Los Angeles Times

More LA Latinos falling into homelessness, shaking communities in ‘a moment of crisis’

Sandra Torres, 45, cries as she reflects on her ongoing bout with homelessness in the Boyle Heights on Sept. 22, 2022. Torres lives homeless in a van with her husband Miguel Meneses, 49. They live across the street from the Wyvernwood Apartments where the couple lived for 20 years.

LOS ANGELES — Miguel Meneses and his wife were struggling to get by when the pandemic hit. They lost their rent-controlled apartment in Boyle Heights and moved with their three children to a rental house in Pomona that cost four times as much.

In summer 2020, Meneses, an Uber driver, fell ill with long COVID symptoms and couldn’t work for months. As the pandemic lurched on, his wife, Sandra Torres, lost the last of the eight cleaning service clients she had left.

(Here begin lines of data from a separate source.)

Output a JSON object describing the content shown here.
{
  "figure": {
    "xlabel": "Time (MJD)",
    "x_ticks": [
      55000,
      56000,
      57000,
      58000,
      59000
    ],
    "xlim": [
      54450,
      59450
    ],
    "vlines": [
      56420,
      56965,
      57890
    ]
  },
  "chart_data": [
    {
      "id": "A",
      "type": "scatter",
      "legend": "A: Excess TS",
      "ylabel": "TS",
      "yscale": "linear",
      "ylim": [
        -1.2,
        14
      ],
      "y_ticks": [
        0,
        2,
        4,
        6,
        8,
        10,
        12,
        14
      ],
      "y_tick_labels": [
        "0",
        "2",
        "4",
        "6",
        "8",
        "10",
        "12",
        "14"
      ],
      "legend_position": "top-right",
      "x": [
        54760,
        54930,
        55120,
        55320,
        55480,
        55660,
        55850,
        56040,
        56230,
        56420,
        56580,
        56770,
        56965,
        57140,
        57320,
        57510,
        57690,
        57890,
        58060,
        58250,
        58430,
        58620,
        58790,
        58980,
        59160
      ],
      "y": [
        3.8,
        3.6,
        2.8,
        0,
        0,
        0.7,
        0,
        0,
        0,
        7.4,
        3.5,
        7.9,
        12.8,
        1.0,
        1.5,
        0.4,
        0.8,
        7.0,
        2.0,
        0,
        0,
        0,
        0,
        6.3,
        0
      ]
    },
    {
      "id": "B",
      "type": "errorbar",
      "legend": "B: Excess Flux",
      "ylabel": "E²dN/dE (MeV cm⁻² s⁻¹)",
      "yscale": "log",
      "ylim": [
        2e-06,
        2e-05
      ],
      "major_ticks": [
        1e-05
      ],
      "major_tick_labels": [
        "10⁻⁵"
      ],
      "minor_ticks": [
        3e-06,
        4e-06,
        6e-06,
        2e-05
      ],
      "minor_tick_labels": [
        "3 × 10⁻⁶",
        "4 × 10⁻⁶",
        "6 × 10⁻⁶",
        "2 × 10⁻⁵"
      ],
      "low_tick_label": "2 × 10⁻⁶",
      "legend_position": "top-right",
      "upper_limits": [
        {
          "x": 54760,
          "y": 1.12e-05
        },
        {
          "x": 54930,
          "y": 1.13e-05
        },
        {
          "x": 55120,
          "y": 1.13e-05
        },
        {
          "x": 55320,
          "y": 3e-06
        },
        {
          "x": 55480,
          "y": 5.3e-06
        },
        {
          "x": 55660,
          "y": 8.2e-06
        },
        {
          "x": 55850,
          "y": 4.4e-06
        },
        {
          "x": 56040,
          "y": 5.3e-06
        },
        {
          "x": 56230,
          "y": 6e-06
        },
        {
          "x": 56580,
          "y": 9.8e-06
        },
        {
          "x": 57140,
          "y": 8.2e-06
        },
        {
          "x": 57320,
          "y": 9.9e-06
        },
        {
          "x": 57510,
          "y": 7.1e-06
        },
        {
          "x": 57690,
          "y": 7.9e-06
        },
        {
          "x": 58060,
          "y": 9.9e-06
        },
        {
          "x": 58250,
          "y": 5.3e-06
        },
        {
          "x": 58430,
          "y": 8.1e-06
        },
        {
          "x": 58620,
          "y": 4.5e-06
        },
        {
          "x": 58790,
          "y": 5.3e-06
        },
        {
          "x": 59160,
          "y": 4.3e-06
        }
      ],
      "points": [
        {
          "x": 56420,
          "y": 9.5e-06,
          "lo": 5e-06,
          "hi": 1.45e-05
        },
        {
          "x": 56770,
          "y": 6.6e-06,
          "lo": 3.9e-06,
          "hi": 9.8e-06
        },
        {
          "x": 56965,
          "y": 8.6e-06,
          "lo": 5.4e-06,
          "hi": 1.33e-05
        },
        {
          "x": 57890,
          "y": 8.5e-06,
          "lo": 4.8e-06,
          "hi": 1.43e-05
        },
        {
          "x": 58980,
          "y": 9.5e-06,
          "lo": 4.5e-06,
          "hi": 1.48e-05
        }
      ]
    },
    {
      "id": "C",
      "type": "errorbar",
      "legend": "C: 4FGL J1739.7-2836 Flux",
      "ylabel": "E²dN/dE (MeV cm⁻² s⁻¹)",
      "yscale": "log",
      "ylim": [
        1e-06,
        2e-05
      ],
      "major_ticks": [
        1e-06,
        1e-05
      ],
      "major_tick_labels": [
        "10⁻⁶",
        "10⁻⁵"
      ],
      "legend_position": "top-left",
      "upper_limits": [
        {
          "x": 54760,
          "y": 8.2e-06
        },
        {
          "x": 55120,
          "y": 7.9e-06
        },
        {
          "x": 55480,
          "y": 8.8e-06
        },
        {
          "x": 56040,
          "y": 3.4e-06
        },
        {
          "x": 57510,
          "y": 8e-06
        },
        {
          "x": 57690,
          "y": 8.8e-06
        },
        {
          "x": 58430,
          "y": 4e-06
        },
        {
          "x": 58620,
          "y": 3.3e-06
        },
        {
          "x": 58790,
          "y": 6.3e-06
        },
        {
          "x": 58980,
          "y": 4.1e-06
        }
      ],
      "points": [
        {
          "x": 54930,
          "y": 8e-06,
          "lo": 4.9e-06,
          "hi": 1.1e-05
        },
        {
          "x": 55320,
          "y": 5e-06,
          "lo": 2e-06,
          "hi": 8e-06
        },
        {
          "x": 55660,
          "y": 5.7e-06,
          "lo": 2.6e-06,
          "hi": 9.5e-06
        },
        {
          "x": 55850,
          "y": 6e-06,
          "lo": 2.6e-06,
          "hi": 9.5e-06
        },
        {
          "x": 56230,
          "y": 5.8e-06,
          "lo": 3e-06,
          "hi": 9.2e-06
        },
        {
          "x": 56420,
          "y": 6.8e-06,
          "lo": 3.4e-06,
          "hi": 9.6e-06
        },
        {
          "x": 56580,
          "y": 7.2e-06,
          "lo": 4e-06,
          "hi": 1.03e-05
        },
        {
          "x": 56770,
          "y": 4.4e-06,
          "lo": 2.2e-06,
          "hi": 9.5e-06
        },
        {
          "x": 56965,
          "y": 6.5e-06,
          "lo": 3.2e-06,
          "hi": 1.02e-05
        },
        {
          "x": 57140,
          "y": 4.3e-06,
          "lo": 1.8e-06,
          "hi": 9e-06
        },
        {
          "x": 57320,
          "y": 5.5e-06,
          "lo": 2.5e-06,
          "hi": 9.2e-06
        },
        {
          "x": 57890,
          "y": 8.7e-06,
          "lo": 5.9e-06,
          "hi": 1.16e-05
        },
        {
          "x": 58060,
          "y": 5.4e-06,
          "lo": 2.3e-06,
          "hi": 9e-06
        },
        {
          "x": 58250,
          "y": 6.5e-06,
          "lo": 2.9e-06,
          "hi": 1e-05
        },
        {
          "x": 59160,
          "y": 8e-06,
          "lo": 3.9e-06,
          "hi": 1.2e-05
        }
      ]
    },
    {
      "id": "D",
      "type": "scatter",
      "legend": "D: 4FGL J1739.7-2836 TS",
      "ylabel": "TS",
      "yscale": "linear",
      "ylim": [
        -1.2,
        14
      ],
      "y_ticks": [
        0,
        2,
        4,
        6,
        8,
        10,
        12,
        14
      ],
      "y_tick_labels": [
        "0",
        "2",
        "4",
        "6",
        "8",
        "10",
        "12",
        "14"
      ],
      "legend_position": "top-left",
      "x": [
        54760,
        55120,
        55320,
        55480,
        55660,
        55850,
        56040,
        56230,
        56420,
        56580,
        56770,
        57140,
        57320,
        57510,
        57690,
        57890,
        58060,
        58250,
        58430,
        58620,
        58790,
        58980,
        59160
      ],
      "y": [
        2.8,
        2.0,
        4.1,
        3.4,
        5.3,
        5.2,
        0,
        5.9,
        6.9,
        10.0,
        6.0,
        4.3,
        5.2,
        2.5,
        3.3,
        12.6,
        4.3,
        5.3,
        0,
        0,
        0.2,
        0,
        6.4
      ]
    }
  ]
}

“It was all downhill from there,” said Meneses, 49, in an interview, as Torres, 45, teared up.

Unaware of the eviction protections and financial programs available, the couple borrowed $12,000 from family and friends. In February, broke and out of favors, they moved into a van along an industrial street off Olympic Boulevard in Boyle Heights.

The family’s descent into homelessness reflects a growing problem in Los Angeles County, where in the last two years homelessness among Latinos has outpaced other demographic groups as COVID-19 and the housing shortage hammered the working class.

Latinos have long relied on social ties, squeezing into crowded spaces and sharing the burden of unaffordable rents, to avoid joining L.A.’s ever-swelling homeless population. But rising rents — and incomes that are not commensurate — have made it increasingly difficult for low-income Latinos to keep roofs over their heads.